Now with a DVD you have variable encoding rates and the possibility to use MPEG1 and MPEG2. MPEG1 is of course crappier quality but filesize for the same MPG2 file is halved.

MPEG1 is encoded at 320x240 I believe and enlarged to fullscreen upon playback. So for your small sized files, this is the best bet cuz MPEG2 will just increase the file size dramtically and u wont gain any quality. 2GB of .avis or whatever you have is not going to shrink, it will only grow. Because there is a bottom level of how big MPEG1 files are per frame. 1 hour of MPEG1 is about 700MB. A DVD can hold 4.4GB. BUT since you also have audio, you wont be holding 5+ hrs. Because even if you encode the audio into .ac3 an hour is still 80MB.

With what you have it seems you wont ever get 5hrs onto one DVD, thats just NOT going to happen.

Cartoons and the like are smaller files usually because they contain fields of color and are easier to compress.
Trial and error is the best way to test quality and filesize.

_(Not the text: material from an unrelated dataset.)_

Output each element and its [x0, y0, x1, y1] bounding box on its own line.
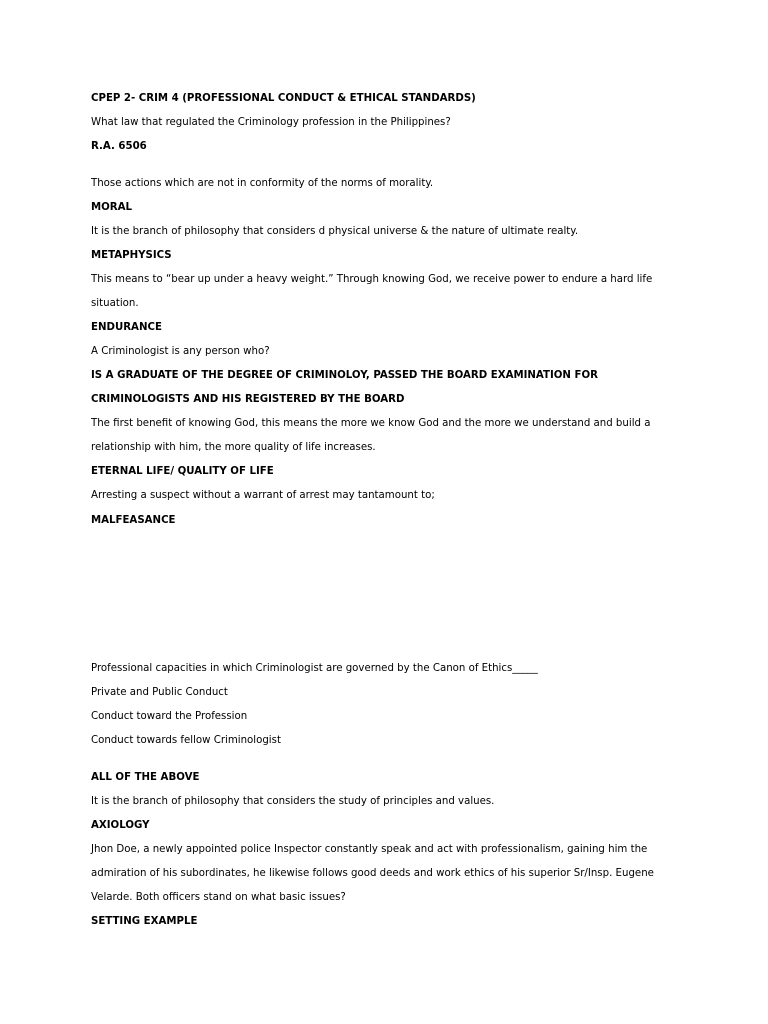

Crop a small part of the video out, encode it in different ways and compare the quality/sizes and go with what is best for you.

OH and the other solution is having a Dual Layer burner.
 

G5Unit

macrumors 68020
Original poster
Apr 3, 2005
2,107
10
I'm calling the cops
What I have are all of the Red vs Blue Episodes on my computer (57) not sure if you have heard about it. I just need at least 24 fps and 128 kps audio. The Resolutioncan be 320 by 240. Also if anyone has seen the show it has to huge blocks on the top nad bottom. So maybe if I encoded it at like 320 by 176 it would probably take up less space. I could fit all of the videos on a DVD but how would I play it in a DVD player? And what software would I use if I just wanted to put more then 2 hours on a DVD. iDVD just does 2.


Thanks in advance
 

ftaok

macrumors 603
Jan 23, 2002
6,491
1,573
East Coast
G5Unit said:
I posted this elsewhere and I was just wondering if it was possible. The thread that I posted it in is now dead.
What kind of files are they? .avi, .mp4, etc??? Second question, can your DVD player play these kinds of files? Many newer DVD players can play divx encoded avi files (even the cheapo $40 DVD players).

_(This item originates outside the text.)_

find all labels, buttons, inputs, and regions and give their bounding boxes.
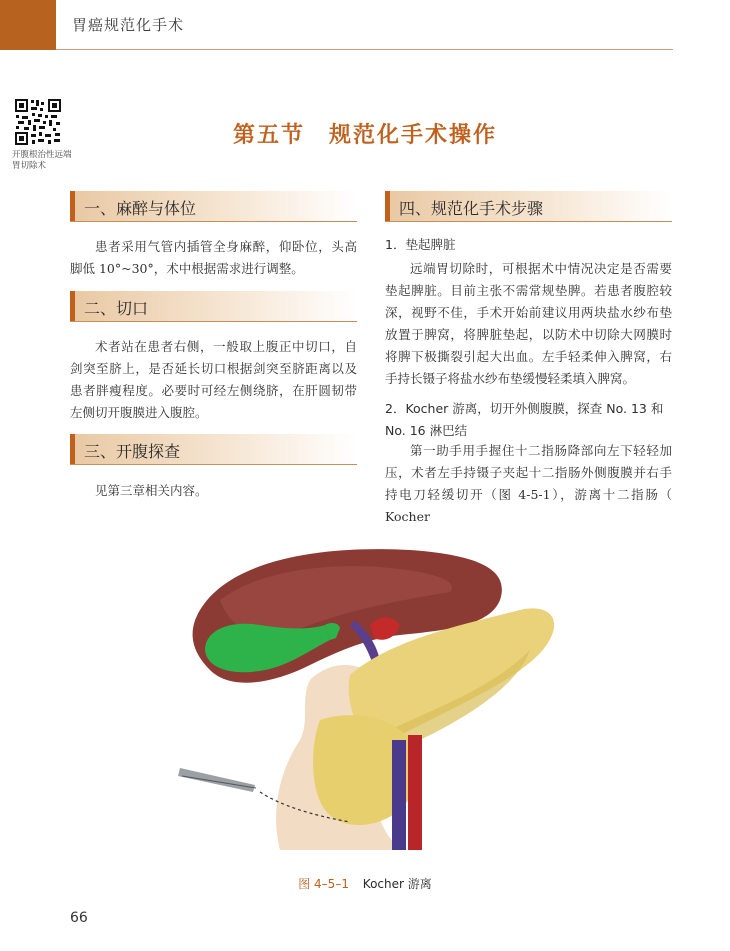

Otherwise, break them up over 2 or 3 DVDs.
 

G5Unit

macrumors 68020
Original poster
Apr 3, 2005
2,107
10
I'm calling the cops
They are .mov files but I could download them in divx or avi it would just take very long to find them all. I have an old maybe 3-4 year old sorta top of the line when it came out dvd player. It has never let me down. And yes I could span it over 3 dvds but that's what I am trying to avoid.
 

Sdashiki

macrumors 68040
Aug 11, 2005
3,529
11
Behind the lens
You cant decide what size you encode files for a DVD, its not a computer that can play anything.

A DVD has a standard.

To conform, meaning play on any set top player, you need to encode the files into:

* Resolution
o 720 × 480, 704 × 480, 352 × 480, 352 × 240 pixel (NTSC)
o 720 × 576, 704 × 576, 352 × 576, 352 × 288 pixel (PAL)
* Aspect ratio
o 4:3
o 16:9
* Frame rate
o 29.97 frame/s (NTSC)
o 25 frame/s (PAL)

only the bold ones truly count.
thats it.

And here is a tidbit no one really knows, WIDESCREEN 16x9 video is still 720x480. It is encoded anamorphically and if you viewed a 16x9 video as 4:3, it would look squashed on the sides. When you tag a video as 16x9 it then "un anamorphsizes" it and you see a widescreen video.

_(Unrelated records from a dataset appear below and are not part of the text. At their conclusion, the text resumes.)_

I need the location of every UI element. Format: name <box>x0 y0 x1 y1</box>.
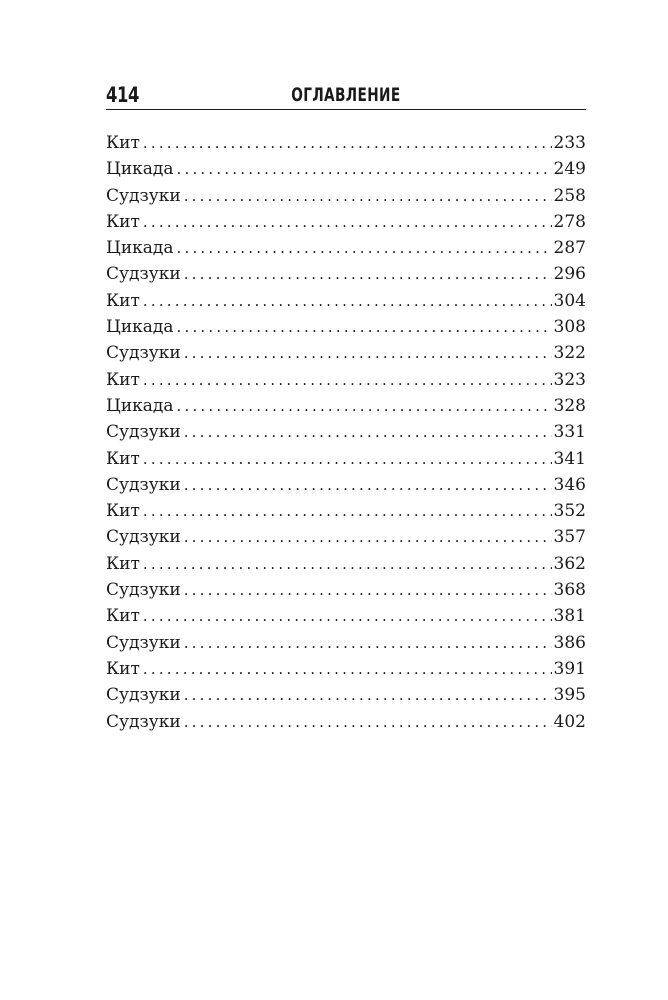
toc-entry-page: 402 <box>553 711 586 732</box>
toc-entry-page: 346 <box>553 474 586 495</box>
toc-entry-page: 323 <box>553 369 586 390</box>
toc-entry <box>106 288 586 314</box>
table-of-contents <box>106 130 586 735</box>
dot-leader <box>184 419 552 445</box>
toc-entry <box>106 183 586 209</box>
toc-entry-title: Судзуки <box>106 632 181 653</box>
toc-entry-page: 362 <box>553 553 586 574</box>
toc-entry-page: 341 <box>553 448 586 469</box>
dot-leader <box>143 367 552 393</box>
toc-entry <box>106 367 586 393</box>
toc-entry-title: Судзуки <box>106 264 181 285</box>
toc-entry-title: Судзуки <box>106 527 181 548</box>
dot-leader <box>184 630 552 656</box>
dot-leader <box>184 261 552 287</box>
toc-entry-title: Кит <box>106 658 140 679</box>
toc-entry-page: 322 <box>553 343 586 364</box>
toc-entry <box>106 472 586 498</box>
toc-entry-page: 391 <box>553 658 586 679</box>
toc-entry-title: Кит <box>106 606 140 627</box>
toc-entry-title: Судзуки <box>106 185 181 206</box>
toc-entry-page: 233 <box>553 133 586 153</box>
running-header <box>106 82 586 110</box>
toc-entry-title: Кит <box>106 290 140 311</box>
toc-entry <box>106 340 586 366</box>
toc-entry-page: 328 <box>553 395 586 416</box>
toc-entry <box>106 130 586 156</box>
toc-entry-title: Кит <box>106 553 140 574</box>
dot-leader <box>184 577 552 603</box>
toc-entry-title: Судзуки <box>106 343 181 364</box>
toc-entry-page: 304 <box>553 290 586 311</box>
toc-entry-title: Кит <box>106 448 140 469</box>
toc-entry-title: Цикада <box>106 238 174 259</box>
dot-leader <box>184 340 552 366</box>
toc-entry <box>106 577 586 603</box>
toc-entry-title: Судзуки <box>106 685 181 706</box>
page-number: 414 <box>106 83 140 107</box>
toc-entry-page: 249 <box>553 159 586 180</box>
toc-entry-title: Судзуки <box>106 474 181 495</box>
toc-entry <box>106 446 586 472</box>
toc-entry-title: Кит <box>106 501 140 522</box>
toc-entry-page: 386 <box>553 632 586 653</box>
toc-entry <box>106 709 586 735</box>
dot-leader <box>143 130 552 156</box>
dot-leader <box>177 235 552 261</box>
toc-entry-page: 331 <box>553 422 586 443</box>
dot-leader <box>143 656 552 682</box>
toc-entry-title: Судзуки <box>106 711 181 732</box>
toc-entry-page: 357 <box>553 527 586 548</box>
dot-leader <box>184 524 552 550</box>
toc-entry-page: 368 <box>553 580 586 601</box>
toc-entry-title: Цикада <box>106 317 174 338</box>
toc-entry <box>106 656 586 682</box>
toc-entry-page: 381 <box>553 606 586 627</box>
running-title <box>106 82 586 108</box>
dot-leader <box>177 393 552 419</box>
dot-leader <box>143 551 552 577</box>
toc-entry <box>106 603 586 629</box>
dot-leader <box>143 603 552 629</box>
toc-entry-page: 395 <box>553 685 586 706</box>
toc-entry <box>106 498 586 524</box>
toc-entry <box>106 393 586 419</box>
toc-entry-title: Цикада <box>106 159 174 180</box>
dot-leader <box>143 446 552 472</box>
toc-entry-page: 278 <box>553 211 586 232</box>
toc-entry-title: Кит <box>106 211 140 232</box>
toc-entry-page: 308 <box>553 317 586 338</box>
dot-leader <box>143 498 552 524</box>
dot-leader <box>184 709 552 735</box>
dot-leader <box>184 472 552 498</box>
toc-entry <box>106 261 586 287</box>
toc-entry <box>106 156 586 182</box>
toc-entry-title: Цикада <box>106 395 174 416</box>
toc-entry <box>106 551 586 577</box>
toc-entry <box>106 630 586 656</box>
toc-entry <box>106 524 586 550</box>
toc-entry-title: Кит <box>106 133 140 153</box>
dot-leader <box>177 156 552 182</box>
header-rule <box>106 109 586 110</box>
running-title-text: ОГЛАВЛЕНИЕ <box>291 84 401 106</box>
toc-entry <box>106 209 586 235</box>
toc-entry-title: Судзуки <box>106 580 181 601</box>
toc-entry-page: 296 <box>553 264 586 285</box>
toc-entry <box>106 235 586 261</box>
toc-entry-page: 287 <box>553 238 586 259</box>
dot-leader <box>184 682 552 708</box>
toc-entry <box>106 682 586 708</box>
toc-entry-page: 258 <box>553 185 586 206</box>
dot-leader <box>184 183 552 209</box>
dot-leader <box>143 288 552 314</box>
dot-leader <box>177 314 552 340</box>
toc-entry <box>106 314 586 340</box>
toc-entry <box>106 419 586 445</box>
toc-entry-title: Кит <box>106 369 140 390</box>
dot-leader <box>143 209 552 235</box>
toc-entry-page: 352 <box>553 501 586 522</box>
toc-entry-title: Судзуки <box>106 422 181 443</box>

When you create the DVD from those half size MPEG1 files, they get blown up while watching by the dvd player.

The only thing that can be done to make DVD video files smaller is:

shorter duration, length of video
encode at lower bit rate

So to lay it all out:

take your video files. encode them as MPEG1 for the video and Dolby 2.0 for the audio, using compressor (or whatever you use). With MPEG1 u cant mess with the bit rates, its always 1.85mbps.

Then using DVDSP import the files, will be 1 video 1 audio file for each track. Make your DVD.

I made the Justice League Unlimited Season 1, 13 episodes at 22minutes each, on one DVD. Still under 5hrs. And the DVD was maxed out at 4.4GB.

What everyone else in the thread seems to be talking about is burning just a DATA DVD and not a true Digital Video Disc like what you rent at Blockbuster. You can put anything you want onto a DVD, just like a CD. But it wont play in a DVD player, it would just be a disc that shows up on your computer.